To perform the real magnetic field close proximity test, the earlier created calibration file can be used to generate the requested magnetic field. Just use a Radiated Immunity Multiband test by selecting from the menu:
- Tests
- Radiated Immunity
- Multiband
- Radiated Immunity
- Tests
All the desired test parameters can be set in this configuration window:
... Screenshot of MB immunity test configuration ....
- Start: 0.1 MHz
- End: 1000 MHz
- Previous Frequency: 2 %, which will then use a logarithmic step with a frequency increment that is 2 % of the previous frequency.
- Signal power: 0 dBm, for a generated signal carrier level of 0 dBm.
- Amount of samples: 4, which will perform 4 power measurements on every frequency, and will use the average of those 4 samples, as the result on that frequency.

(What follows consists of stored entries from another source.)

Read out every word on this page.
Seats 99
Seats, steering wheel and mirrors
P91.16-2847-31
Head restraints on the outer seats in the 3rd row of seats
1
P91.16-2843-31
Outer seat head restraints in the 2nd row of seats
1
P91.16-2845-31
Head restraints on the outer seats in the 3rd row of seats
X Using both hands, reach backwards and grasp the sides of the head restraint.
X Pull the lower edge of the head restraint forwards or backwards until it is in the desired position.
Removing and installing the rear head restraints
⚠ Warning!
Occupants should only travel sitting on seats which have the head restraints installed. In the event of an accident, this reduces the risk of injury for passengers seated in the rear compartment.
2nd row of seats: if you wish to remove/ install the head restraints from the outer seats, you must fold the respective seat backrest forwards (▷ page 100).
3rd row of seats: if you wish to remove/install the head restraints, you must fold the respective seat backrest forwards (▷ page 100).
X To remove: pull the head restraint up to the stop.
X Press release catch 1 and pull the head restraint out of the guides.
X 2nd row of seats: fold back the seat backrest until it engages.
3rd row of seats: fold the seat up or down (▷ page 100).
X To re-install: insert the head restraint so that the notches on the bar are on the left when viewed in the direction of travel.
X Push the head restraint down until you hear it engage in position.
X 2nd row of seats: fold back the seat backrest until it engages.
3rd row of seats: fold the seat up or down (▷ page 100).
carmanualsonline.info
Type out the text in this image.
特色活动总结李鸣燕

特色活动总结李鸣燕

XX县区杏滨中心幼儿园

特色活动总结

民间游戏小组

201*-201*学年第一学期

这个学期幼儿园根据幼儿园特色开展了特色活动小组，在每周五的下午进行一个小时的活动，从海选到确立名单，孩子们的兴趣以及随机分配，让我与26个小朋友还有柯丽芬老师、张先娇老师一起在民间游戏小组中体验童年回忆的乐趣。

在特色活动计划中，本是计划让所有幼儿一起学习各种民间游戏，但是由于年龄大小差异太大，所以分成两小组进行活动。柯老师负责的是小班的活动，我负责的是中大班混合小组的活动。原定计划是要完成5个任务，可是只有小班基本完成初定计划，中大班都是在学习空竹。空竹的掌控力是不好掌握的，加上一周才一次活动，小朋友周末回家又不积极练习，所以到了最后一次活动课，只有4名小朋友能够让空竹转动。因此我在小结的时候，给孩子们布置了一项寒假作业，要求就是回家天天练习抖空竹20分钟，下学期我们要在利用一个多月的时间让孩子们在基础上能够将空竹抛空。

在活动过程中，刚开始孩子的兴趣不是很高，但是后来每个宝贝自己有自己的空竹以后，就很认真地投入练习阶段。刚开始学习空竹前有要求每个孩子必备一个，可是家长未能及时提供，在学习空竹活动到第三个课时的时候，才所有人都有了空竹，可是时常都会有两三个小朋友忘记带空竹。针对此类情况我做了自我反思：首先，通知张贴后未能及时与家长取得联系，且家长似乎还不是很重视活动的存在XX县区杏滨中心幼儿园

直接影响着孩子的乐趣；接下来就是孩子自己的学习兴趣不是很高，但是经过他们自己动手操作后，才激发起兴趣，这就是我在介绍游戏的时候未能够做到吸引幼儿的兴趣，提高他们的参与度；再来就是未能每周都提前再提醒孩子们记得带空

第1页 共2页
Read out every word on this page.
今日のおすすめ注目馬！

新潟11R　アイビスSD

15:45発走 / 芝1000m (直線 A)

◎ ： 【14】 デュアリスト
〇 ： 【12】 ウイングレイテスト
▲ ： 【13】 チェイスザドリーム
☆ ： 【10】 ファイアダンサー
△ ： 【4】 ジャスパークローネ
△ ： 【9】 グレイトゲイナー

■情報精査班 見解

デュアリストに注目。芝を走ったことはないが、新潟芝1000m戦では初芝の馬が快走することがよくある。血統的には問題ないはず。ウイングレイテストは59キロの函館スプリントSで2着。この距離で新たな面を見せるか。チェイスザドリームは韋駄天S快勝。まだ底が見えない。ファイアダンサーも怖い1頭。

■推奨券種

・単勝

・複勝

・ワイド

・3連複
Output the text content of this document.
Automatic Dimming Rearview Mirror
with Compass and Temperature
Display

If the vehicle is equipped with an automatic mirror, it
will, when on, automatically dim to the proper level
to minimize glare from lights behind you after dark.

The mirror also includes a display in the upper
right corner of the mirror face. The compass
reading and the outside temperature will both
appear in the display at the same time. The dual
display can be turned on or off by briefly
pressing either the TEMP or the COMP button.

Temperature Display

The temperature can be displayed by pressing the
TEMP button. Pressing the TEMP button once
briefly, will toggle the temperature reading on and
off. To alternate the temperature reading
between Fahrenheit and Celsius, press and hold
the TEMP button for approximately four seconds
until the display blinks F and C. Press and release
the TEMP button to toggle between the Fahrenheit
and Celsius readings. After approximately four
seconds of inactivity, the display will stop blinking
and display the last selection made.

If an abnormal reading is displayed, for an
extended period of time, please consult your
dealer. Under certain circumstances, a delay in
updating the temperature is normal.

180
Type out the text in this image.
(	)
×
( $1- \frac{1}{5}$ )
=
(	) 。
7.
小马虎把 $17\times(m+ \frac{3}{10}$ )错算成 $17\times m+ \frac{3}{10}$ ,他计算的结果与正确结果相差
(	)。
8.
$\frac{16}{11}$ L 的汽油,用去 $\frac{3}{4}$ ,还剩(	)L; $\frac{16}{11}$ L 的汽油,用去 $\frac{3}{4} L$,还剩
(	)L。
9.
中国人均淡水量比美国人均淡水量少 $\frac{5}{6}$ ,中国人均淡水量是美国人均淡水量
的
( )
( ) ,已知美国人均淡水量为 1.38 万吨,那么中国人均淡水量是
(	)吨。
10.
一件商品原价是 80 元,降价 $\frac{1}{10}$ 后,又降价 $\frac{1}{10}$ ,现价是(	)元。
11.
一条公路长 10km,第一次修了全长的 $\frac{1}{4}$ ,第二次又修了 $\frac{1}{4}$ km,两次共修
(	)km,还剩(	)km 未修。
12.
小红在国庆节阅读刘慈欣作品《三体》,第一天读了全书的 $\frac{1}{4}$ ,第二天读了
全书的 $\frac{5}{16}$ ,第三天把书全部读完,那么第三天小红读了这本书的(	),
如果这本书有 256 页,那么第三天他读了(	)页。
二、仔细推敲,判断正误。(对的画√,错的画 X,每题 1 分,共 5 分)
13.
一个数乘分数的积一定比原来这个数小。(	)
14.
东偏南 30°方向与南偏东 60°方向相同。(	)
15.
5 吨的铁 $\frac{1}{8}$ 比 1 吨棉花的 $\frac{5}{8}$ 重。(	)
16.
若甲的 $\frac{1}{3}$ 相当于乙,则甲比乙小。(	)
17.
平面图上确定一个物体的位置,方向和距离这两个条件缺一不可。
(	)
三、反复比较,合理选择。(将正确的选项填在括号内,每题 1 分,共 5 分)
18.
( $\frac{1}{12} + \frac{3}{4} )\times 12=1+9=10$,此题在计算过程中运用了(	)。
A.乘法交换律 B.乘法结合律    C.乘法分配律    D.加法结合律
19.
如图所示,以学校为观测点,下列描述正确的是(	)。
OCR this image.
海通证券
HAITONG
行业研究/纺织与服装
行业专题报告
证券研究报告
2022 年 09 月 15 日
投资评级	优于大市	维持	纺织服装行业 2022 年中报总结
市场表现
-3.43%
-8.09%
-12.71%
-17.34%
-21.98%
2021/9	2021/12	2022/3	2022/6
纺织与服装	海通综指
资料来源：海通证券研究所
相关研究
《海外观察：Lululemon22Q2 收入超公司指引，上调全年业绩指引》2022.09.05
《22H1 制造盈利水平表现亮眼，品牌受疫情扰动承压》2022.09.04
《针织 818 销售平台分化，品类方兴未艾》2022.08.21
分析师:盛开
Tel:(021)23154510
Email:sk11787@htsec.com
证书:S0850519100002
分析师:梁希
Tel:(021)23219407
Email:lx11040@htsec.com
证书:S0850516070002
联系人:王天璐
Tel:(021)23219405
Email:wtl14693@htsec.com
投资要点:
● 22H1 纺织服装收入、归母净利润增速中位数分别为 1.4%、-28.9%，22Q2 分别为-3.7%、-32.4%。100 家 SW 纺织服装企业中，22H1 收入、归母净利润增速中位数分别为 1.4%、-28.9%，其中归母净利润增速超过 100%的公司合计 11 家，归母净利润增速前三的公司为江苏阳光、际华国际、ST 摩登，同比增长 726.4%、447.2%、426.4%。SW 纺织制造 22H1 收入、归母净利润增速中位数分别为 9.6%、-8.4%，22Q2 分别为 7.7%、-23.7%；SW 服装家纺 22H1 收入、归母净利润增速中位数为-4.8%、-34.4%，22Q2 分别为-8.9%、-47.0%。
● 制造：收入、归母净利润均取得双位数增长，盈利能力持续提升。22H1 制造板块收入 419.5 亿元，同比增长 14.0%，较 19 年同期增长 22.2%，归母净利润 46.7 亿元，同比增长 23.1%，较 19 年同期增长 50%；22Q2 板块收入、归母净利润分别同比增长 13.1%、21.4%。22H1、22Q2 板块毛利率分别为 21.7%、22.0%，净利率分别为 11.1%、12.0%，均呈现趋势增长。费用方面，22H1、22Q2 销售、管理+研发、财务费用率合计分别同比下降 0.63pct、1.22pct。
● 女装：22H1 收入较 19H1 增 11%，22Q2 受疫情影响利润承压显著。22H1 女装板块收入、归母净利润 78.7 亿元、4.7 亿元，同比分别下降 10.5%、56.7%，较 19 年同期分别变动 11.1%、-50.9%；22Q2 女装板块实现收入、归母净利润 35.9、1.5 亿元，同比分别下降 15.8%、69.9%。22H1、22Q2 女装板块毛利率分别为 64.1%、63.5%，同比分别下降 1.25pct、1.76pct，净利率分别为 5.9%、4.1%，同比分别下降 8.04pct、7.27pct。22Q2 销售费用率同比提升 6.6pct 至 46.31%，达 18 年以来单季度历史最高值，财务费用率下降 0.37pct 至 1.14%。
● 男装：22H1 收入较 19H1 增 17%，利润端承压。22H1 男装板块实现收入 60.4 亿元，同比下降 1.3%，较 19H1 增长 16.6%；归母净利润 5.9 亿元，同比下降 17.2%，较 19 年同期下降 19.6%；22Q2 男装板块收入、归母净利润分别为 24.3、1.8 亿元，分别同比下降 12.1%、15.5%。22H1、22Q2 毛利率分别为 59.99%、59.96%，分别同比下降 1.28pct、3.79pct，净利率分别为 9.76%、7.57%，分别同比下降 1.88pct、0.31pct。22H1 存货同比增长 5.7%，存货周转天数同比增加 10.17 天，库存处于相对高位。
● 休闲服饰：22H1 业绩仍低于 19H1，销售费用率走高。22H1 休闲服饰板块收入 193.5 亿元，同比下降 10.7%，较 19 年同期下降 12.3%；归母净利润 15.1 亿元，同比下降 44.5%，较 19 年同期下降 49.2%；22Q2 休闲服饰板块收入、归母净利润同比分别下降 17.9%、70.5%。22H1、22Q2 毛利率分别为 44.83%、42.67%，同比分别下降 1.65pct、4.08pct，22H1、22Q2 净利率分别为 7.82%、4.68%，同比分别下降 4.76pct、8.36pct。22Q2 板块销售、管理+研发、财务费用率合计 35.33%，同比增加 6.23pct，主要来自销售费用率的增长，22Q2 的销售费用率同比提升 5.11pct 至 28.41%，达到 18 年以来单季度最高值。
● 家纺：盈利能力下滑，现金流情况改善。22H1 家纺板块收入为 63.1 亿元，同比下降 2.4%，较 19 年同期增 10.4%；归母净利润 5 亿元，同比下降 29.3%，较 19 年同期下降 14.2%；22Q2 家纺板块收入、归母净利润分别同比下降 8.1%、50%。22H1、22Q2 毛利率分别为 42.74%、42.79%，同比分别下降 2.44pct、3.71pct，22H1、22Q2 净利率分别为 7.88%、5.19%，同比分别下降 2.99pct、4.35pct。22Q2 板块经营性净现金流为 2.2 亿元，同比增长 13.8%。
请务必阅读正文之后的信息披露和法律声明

In the test configuration a Magnetic Field substitution method testlevel can be added. In the Magnetic Field substitution method testlevel configuration the .CAL file can be selected again, and the requested testlevel can be specified. In this configuration dialog, also the levelling method can be selected, which also has the option to regulate on the current flowing through the magnetic field generation loop.
..... Screenshot of Magnetic field Testlevel configuration ....
- Start: 0.1 MHz
- End: 1000 MHz
- Previous Frequency: 2 %, which will then use a logarithmic step with a frequency increment that is 2 % of the previous frequency.
- Signal power: 0 dBm, for a generated signal carrier level of 0 dBm.
- Amount of samples: 4, which will perform 4 power measurements on every frequency, and will use the average of those 4 samples, as the result on that frequency.
The requested test level doesn't need to be the same as the calibrated magnetic field, as RadiMation® will automatically calculate the corresponding current if another testlevel is specified.
When this test is started, the signal generator will be set to every frequency again, the current flowing through the transmitting loop antenna will be regulated to the current that is determined during the calibration, which correlates to the requested magnetic field.
Once the EUT test is finished, the results of this test is stored in the EUT file, and available as one of the performed Tests in the EUT file. Selecting the corresponding test result and pressing on Info will show the test results again.
The magnetic field transmitting loop should be located close to the EUT itself. If the EUT is larger than the illumination area of the transmitting loop, the same test has to be repeated for every 50cm x 50cm area of the EUT, on all sides of the EUT. This can be easily done by repositioning the loop antenna, and starting the same test in RadiMation® again.
Conclusion[edit]
The RadiMation® Radiated Immunity Mil Std calibration can be used to characterize the generated magnetic field by measuring the current through the transmitting loop, and storing it in a calibration file. The Multiband Radiated Immunity test can then use the calibration file to re-apply the required current (and thus the desired magnetic field) again. This test can then be used to test if the EUT is not influenced by the generated magnetic field.